然而就在这时,弦歌儿蓦地一声娇柔喊道:“哎哟好香呀,谢谢奴家的好哥——”

        办公室外所有同事们同时倒吸一口气,靳简寒的脸也瞬间黑了。

        不等弦歌儿喊完,靳简寒迅速“砰”的一声关上门。

        他拎着外卖转头冷眼看弦歌儿,就看到刚才还说走不了路拿不了外卖的弦歌儿,已经坐到他办公桌上荡着脚,悠悠摇晃着那把团扇。

        “靳总放心,我不要这团扇,”弦歌儿扇着扇子说,“我就是想玩它,毕竟这是您亏损了两百万买的扇子呢,放着没人玩多可惜呀。”

        靳简寒呼吸凝滞了好几秒,将外卖放到茶几上说:“没事,你随便玩,过来吃饭吧。”

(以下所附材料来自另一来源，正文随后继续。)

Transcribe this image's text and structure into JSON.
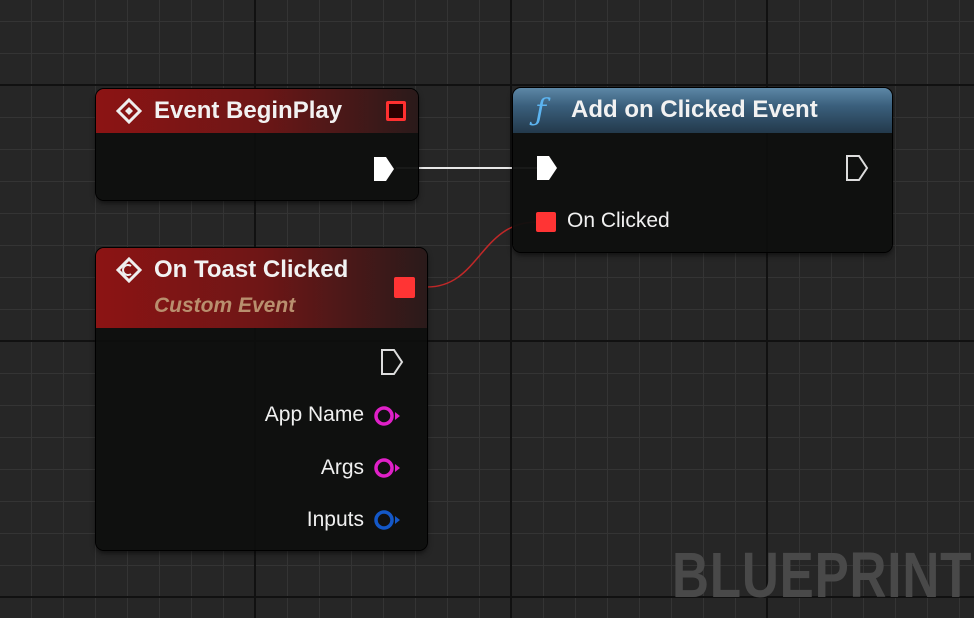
{
  "nodes": {
    "begin_play": {
      "title": "Event BeginPlay"
    },
    "add_clicked": {
      "title": "Add on Clicked Event",
      "pins": {
        "on_clicked": "On Clicked"
      }
    },
    "toast": {
      "title": "On Toast Clicked",
      "subtitle": "Custom Event",
      "pins": {
        "app_name": "App Name",
        "args": "Args",
        "inputs": "Inputs"
      }
    }
  },
  "watermark": "BLUEPRINT",
  "colors": {
    "event_header": "#8c1414",
    "function_header": "#3a5f7c",
    "delegate_pin": "#ff3838",
    "string_pin": "#e020c8",
    "struct_pin": "#1050c8",
    "exec_wire": "#ffffff",
    "delegate_wire": "#c82828"
  }
}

        弦歌儿明知故问:“哦?你让我随便玩吗?那假如我玩坏这扇子,我是应该赔你七十万,还是二百万呀?”

        靳简寒回眸,用他这辈子都不曾有的温柔说:“你尽管玩,若是玩坏了,我倒贴你都行。”

        弦歌儿一脸惊讶,“呀,靳总你怎么突然变态度了?”

        靳简寒自然不能说自己被绑定了系统,也永远不可能说他惹她生气自己就会死的事,他被迫诚恳地说:“因为我认识到了自己的错误。”